Wielkanoc

Niedziela Zmartwychwstania Pańskiego ♦WIELKANOC 2021♦

Po upływie szabatu kobiety poszły do grobu. Podobnie jak my, miały w oczach dramat cierpienia, nieoczekiwanej tragedii, która wydarzyła się nazbyt szybko. Widziały śmierć i miały śmierć w swoich sercach. Cierpieniu towarzyszył lęk: czy i je czeka taki sam koniec jak Mistrza? A ponadto obawy o przyszłość, wszystko trzeba odbudować. Zraniona pamięć, przytłumiona nadzieja. Dla nich, podobnie jak dla nas była to najciemniejsza godzina.
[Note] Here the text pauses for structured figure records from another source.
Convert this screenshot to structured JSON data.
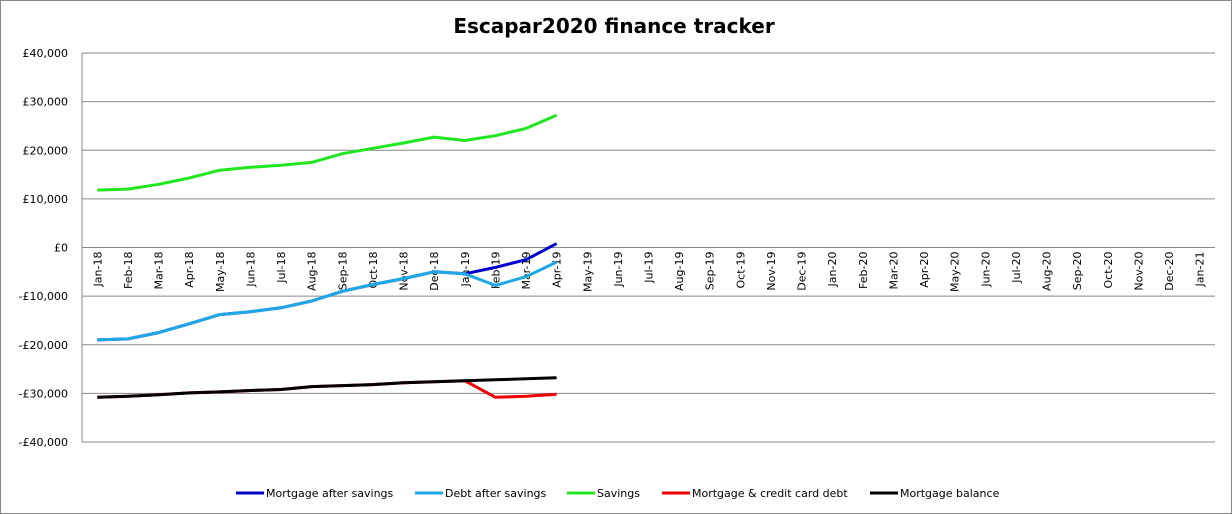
{
  "chart_data": {
    "type": "line",
    "title": "Escapar2020 finance tracker",
    "categories": [
      "Jan-18",
      "Feb-18",
      "Mar-18",
      "Apr-18",
      "May-18",
      "Jun-18",
      "Jul-18",
      "Aug-18",
      "Sep-18",
      "Oct-18",
      "Nov-18",
      "Dec-18",
      "Jan-19",
      "Feb-19",
      "Mar-19",
      "Apr-19",
      "May-19",
      "Jun-19",
      "Jul-19",
      "Aug-19",
      "Sep-19",
      "Oct-19",
      "Nov-19",
      "Dec-19",
      "Jan-20",
      "Feb-20",
      "Mar-20",
      "Apr-20",
      "May-20",
      "Jun-20",
      "Jul-20",
      "Aug-20",
      "Sep-20",
      "Oct-20",
      "Nov-20",
      "Dec-20",
      "Jan-21"
    ],
    "series": [
      {
        "name": "Mortgage after savings",
        "color": "#0000cc",
        "values": [
          -19000,
          -18800,
          -17500,
          -15700,
          -13800,
          -13200,
          -12400,
          -11000,
          -9000,
          -7600,
          -6400,
          -5000,
          -5400,
          -4100,
          -2500,
          800,
          null,
          null,
          null,
          null,
          null,
          null,
          null,
          null,
          null,
          null,
          null,
          null,
          null,
          null,
          null,
          null,
          null,
          null,
          null,
          null,
          null
        ]
      },
      {
        "name": "Debt after savings",
        "color": "#1ea9e6",
        "values": [
          -19000,
          -18800,
          -17500,
          -15700,
          -13800,
          -13200,
          -12400,
          -11000,
          -9000,
          -7600,
          -6400,
          -5000,
          -5400,
          -7800,
          -6000,
          -3000,
          null,
          null,
          null,
          null,
          null,
          null,
          null,
          null,
          null,
          null,
          null,
          null,
          null,
          null,
          null,
          null,
          null,
          null,
          null,
          null,
          null
        ]
      },
      {
        "name": "Savings",
        "color": "#22e622",
        "values": [
          11800,
          12000,
          13000,
          14300,
          15900,
          16500,
          16900,
          17500,
          19300,
          20400,
          21500,
          22700,
          22000,
          23000,
          24500,
          27200,
          null,
          null,
          null,
          null,
          null,
          null,
          null,
          null,
          null,
          null,
          null,
          null,
          null,
          null,
          null,
          null,
          null,
          null,
          null,
          null,
          null
        ]
      },
      {
        "name": "Mortgage & credit card debt",
        "color": "#ee0000",
        "values": [
          -30800,
          -30600,
          -30300,
          -29900,
          -29700,
          -29400,
          -29200,
          -28600,
          -28400,
          -28200,
          -27800,
          -27600,
          -27400,
          -30800,
          -30600,
          -30200,
          null,
          null,
          null,
          null,
          null,
          null,
          null,
          null,
          null,
          null,
          null,
          null,
          null,
          null,
          null,
          null,
          null,
          null,
          null,
          null,
          null
        ]
      },
      {
        "name": "Mortgage balance",
        "color": "#000000",
        "values": [
          -30800,
          -30600,
          -30300,
          -29900,
          -29700,
          -29400,
          -29200,
          -28600,
          -28400,
          -28200,
          -27800,
          -27600,
          -27400,
          -27200,
          -27000,
          -26800,
          null,
          null,
          null,
          null,
          null,
          null,
          null,
          null,
          null,
          null,
          null,
          null,
          null,
          null,
          null,
          null,
          null,
          null,
          null,
          null,
          null
        ]
      }
    ],
    "ylim": [
      -40000,
      40000
    ],
    "yticks": [
      {
        "value": -40000,
        "label": "-£40,000"
      },
      {
        "value": -30000,
        "label": "-£30,000"
      },
      {
        "value": -20000,
        "label": "-£20,000"
      },
      {
        "value": -10000,
        "label": "-£10,000"
      },
      {
        "value": 0,
        "label": "£0"
      },
      {
        "value": 10000,
        "label": "£10,000"
      },
      {
        "value": 20000,
        "label": "£20,000"
      },
      {
        "value": 30000,
        "label": "£30,000"
      },
      {
        "value": 40000,
        "label": "£40,000"
      }
    ],
    "grid": true,
    "legend": "bottom"
  }
}
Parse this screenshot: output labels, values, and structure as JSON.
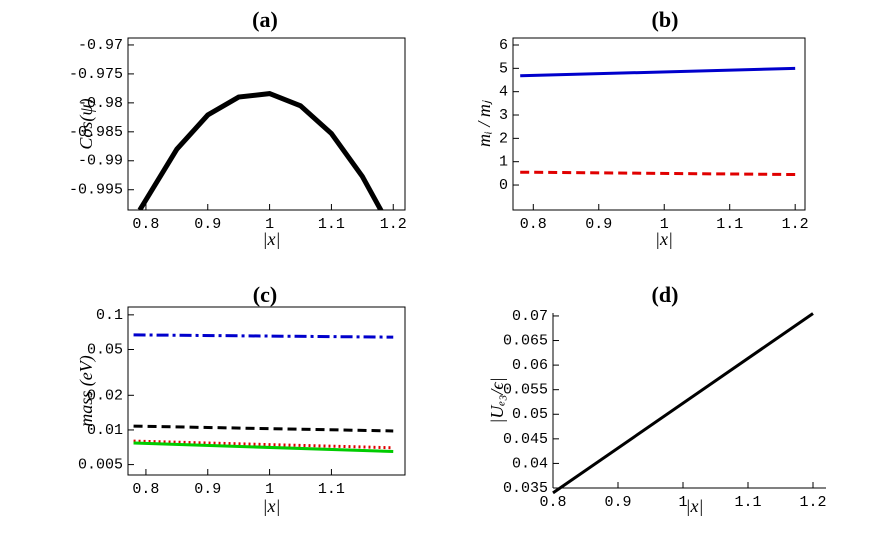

Ale w tej sytuacji kobiety nie dają się obezwładnić. Nie poddają się mrocznym siłom narzekań i żalu, nie zamykają się w pesymizmie, nie uciekają od rzeczywistości. W szabat czynią coś prostego i niezwykłego: w swoich domach przygotowują wonności, by namaścić ciało Jezusa. Nie wyrzekają się miłości;
w mrokach swoich serc rozpalają miłosierdzie. Matka Boża w sobotę, w dniu, który będzie jej poświęcony, modli się i żywi nadzieję. Stając przed wyzwaniem cierpienia, pokłada ufność w Panu.

O świcie kobiety idą do grobu. Tam anioł mówi im: Wy się nie bójcie! Nie ma Go tu, bo zmartwychwstał. Stojąc przed grobem słyszą słowa życia.  A potem spotykają Jezusa, sprawcę nadziei, który potwierdza wieść i mówi: Nie bójcie się.  Jest to wieść dla nas dzisiaj. Są to słowa, które Bóg powtarza nam w nocy, której doświadczamy.

Dziś zdobywamy podstawowe prawo, które nie zostanie nam zabrane: prawo do nadziei. Jest to nadzieja nowa, żywa, pochodząca od Boga. Nie jest to zwykły optymizm, nie jest to poklepywanie po plecach ani też okolicznościowe dodanie otuchy. To dar z nieba, którego nie mogliśmy zapewnić sobie sami. Nadzieja Jezusa jest inna. Wnosi do naszych serc pewność, że Bóg potrafi wszystko obrócić ku dobru, bo nawet z grobu wydobywa życie.

I niech ta nadzieja towarzyszy wszystkim Parafianom i Gościom.